The well-known equation $$u''(x)= \frac{u(x+h) - 2 u(x) + u(x-h)}{h^2}+\mathcal{O}(h^2)$$ is derived by adding $$u(x+h)= u(x)+u'(x)h+\frac{1}{2}u''(x)h^2+\mathcal{O}(h^2)$$ $$u(x-h)= u(x)-u'(x)h+\frac{1}{2}u''(x)h^2+\mathcal{O}(h^2)$$
How does it look like if we have different step sizes such as $$u(x+h_1)= u(x)+u'(x)h_1+\frac{1}{2}u''(x)h_1^2+\mathcal{O}(h_1^2)$$ $$u(x-h_2)= u(x)-u'(x)h_2+\frac{1}{2}u''(x)h_2^2+\mathcal{O}(h_2^2)$$
Here, the first order derivatives do not cancel out each other. How can we define a good approximation for the second derivative in that case?

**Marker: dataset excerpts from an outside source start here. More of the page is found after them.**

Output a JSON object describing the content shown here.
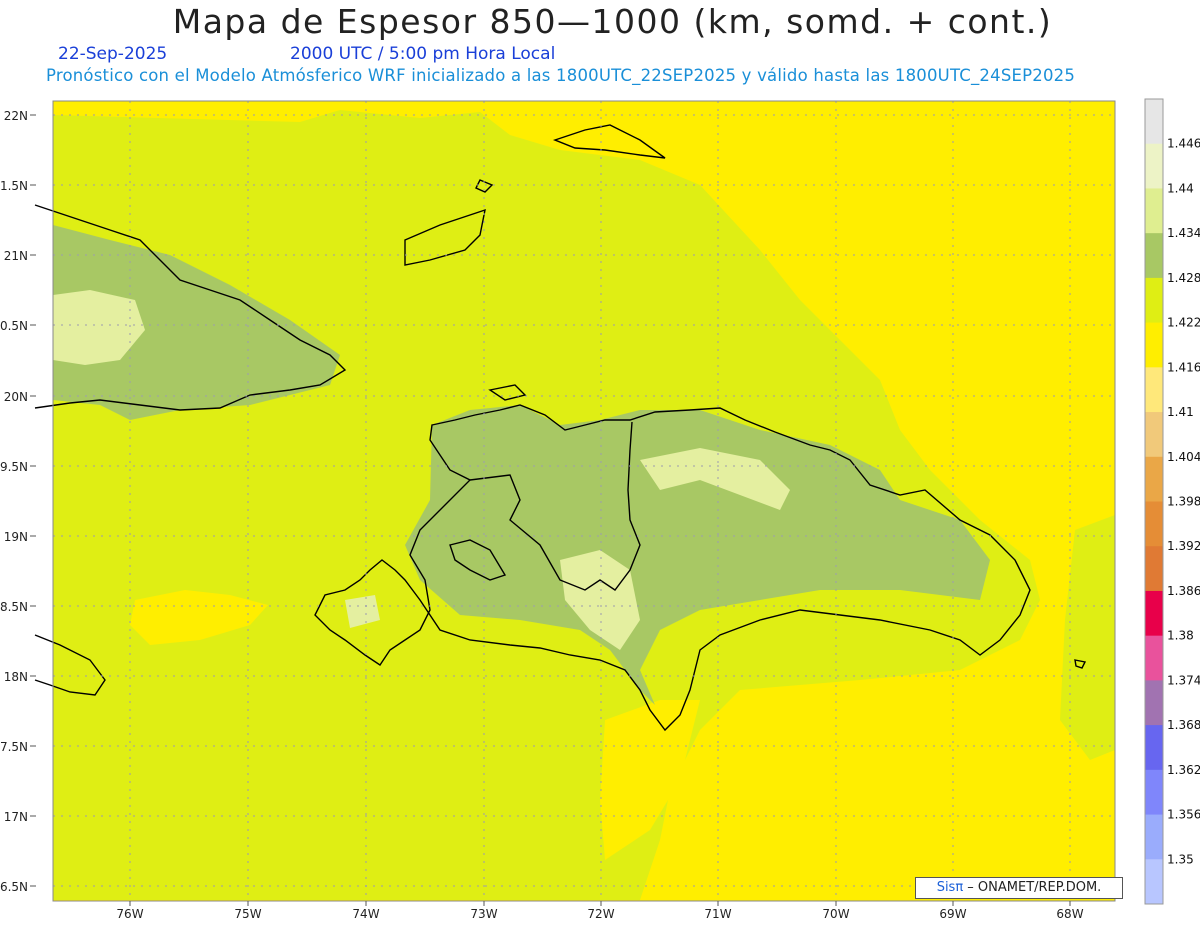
{
  "title": "Mapa de Espesor 850—1000 (km, somd. + cont.)",
  "date": "22-Sep-2025",
  "time": "2000 UTC / 5:00 pm Hora Local",
  "info": "Pronóstico con el Modelo Atmósferico WRF inicializado a las 1800UTC_22SEP2025 y válido hasta las  1800UTC_24SEP2025",
  "lat_labels": [
    "22N",
    "1.5N",
    "21N",
    "0.5N",
    "20N",
    "9.5N",
    "19N",
    "8.5N",
    "18N",
    "7.5N",
    "17N",
    "6.5N"
  ],
  "lon_labels": [
    "76W",
    "75W",
    "74W",
    "73W",
    "72W",
    "71W",
    "70W",
    "69W",
    "68W"
  ],
  "colorbar": {
    "labels": [
      "1.446",
      "1.44",
      "1.434",
      "1.428",
      "1.422",
      "1.416",
      "1.41",
      "1.404",
      "1.398",
      "1.392",
      "1.386",
      "1.38",
      "1.374",
      "1.368",
      "1.362",
      "1.356",
      "1.35"
    ],
    "colors": [
      "#e6e6e6",
      "#edf3c6",
      "#dfee90",
      "#a8c864",
      "#dfee14",
      "#ffee00",
      "#ffe87a",
      "#f1c97a",
      "#eaa747",
      "#e58d36",
      "#e07a34",
      "#e8004a",
      "#e9529c",
      "#a173b1",
      "#6766f0",
      "#7f86fb",
      "#9aacfc",
      "#b8c6ff"
    ]
  },
  "credit": {
    "brand": "Sisπ",
    "text": " – ONAMET/REP.DOM."
  },
  "colors": {
    "sea_yellow": "#ffee00",
    "light_green": "#dfee14",
    "mid_green": "#a8c864",
    "pale": "#e4efa0",
    "coast": "#000000"
  }
}
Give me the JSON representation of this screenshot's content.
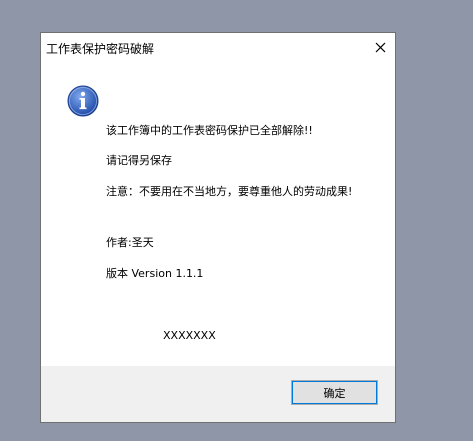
{
  "dialog": {
    "title": "工作表保护密码破解",
    "messages": {
      "line1": "该工作簿中的工作表密码保护已全部解除!!",
      "line2": "请记得另保存",
      "line3": "注意：不要用在不当地方，要尊重他人的劳动成果!",
      "author": "作者:圣天",
      "version": "版本 Version 1.1.1",
      "watermark": "XXXXXXX"
    },
    "ok_label": "确定",
    "icon": "info-icon",
    "close_icon": "close-icon"
  },
  "colors": {
    "desktop": "#8f96a8",
    "footer": "#f0f0f0",
    "focus": "#0078d7",
    "info_icon": "#2f5fbf"
  }
}
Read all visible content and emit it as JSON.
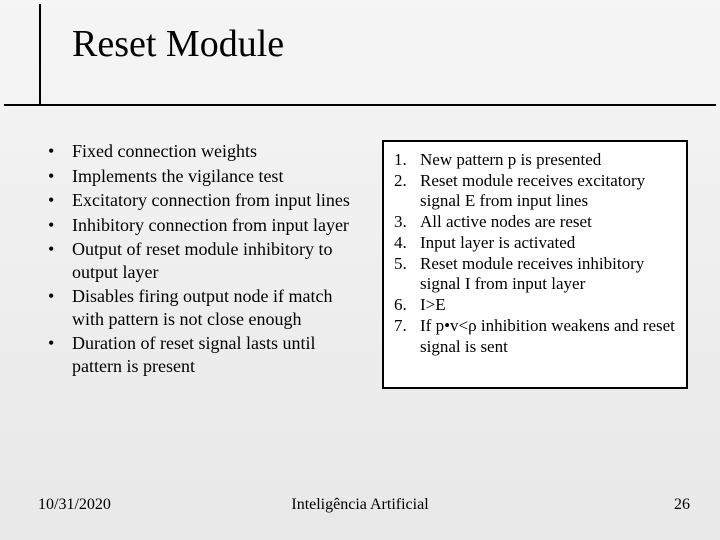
{
  "title": "Reset Module",
  "left_bullets": [
    "Fixed connection weights",
    "Implements the vigilance test",
    "Excitatory connection from input lines",
    "Inhibitory connection from input layer",
    "Output of reset module inhibitory to output layer",
    "Disables firing output node if match with pattern is not close enough",
    "Duration of reset signal lasts until pattern is present"
  ],
  "right_numbered": [
    "New pattern p is presented",
    "Reset module receives excitatory signal E from input lines",
    "All active nodes are reset",
    "Input layer is activated",
    "Reset module receives inhibitory signal I from input layer",
    "I>E",
    "If p•v<ρ inhibition weakens and reset signal is sent"
  ],
  "footer": {
    "date": "10/31/2020",
    "center": "Inteligência Artificial",
    "page": "26"
  }
}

The motivation for this are linear constraints in an optimization problem where I optimize function values $u_i$ at points $x_i$. The function is supposed to be convex and I enforce this (very roughly) by constraints of the form $u_{i+1} - 2u_i + u_{i-1} > 0$. But this of course makes only sense if the spacing between the points is the same.
You make them cancel each other, taking the appropriate linear combination $$ h_2u(x+h_1)+h_1u(x-h_2)=... $$ The resulting terms with $u(x)$ need to be transported to the left side afterwards.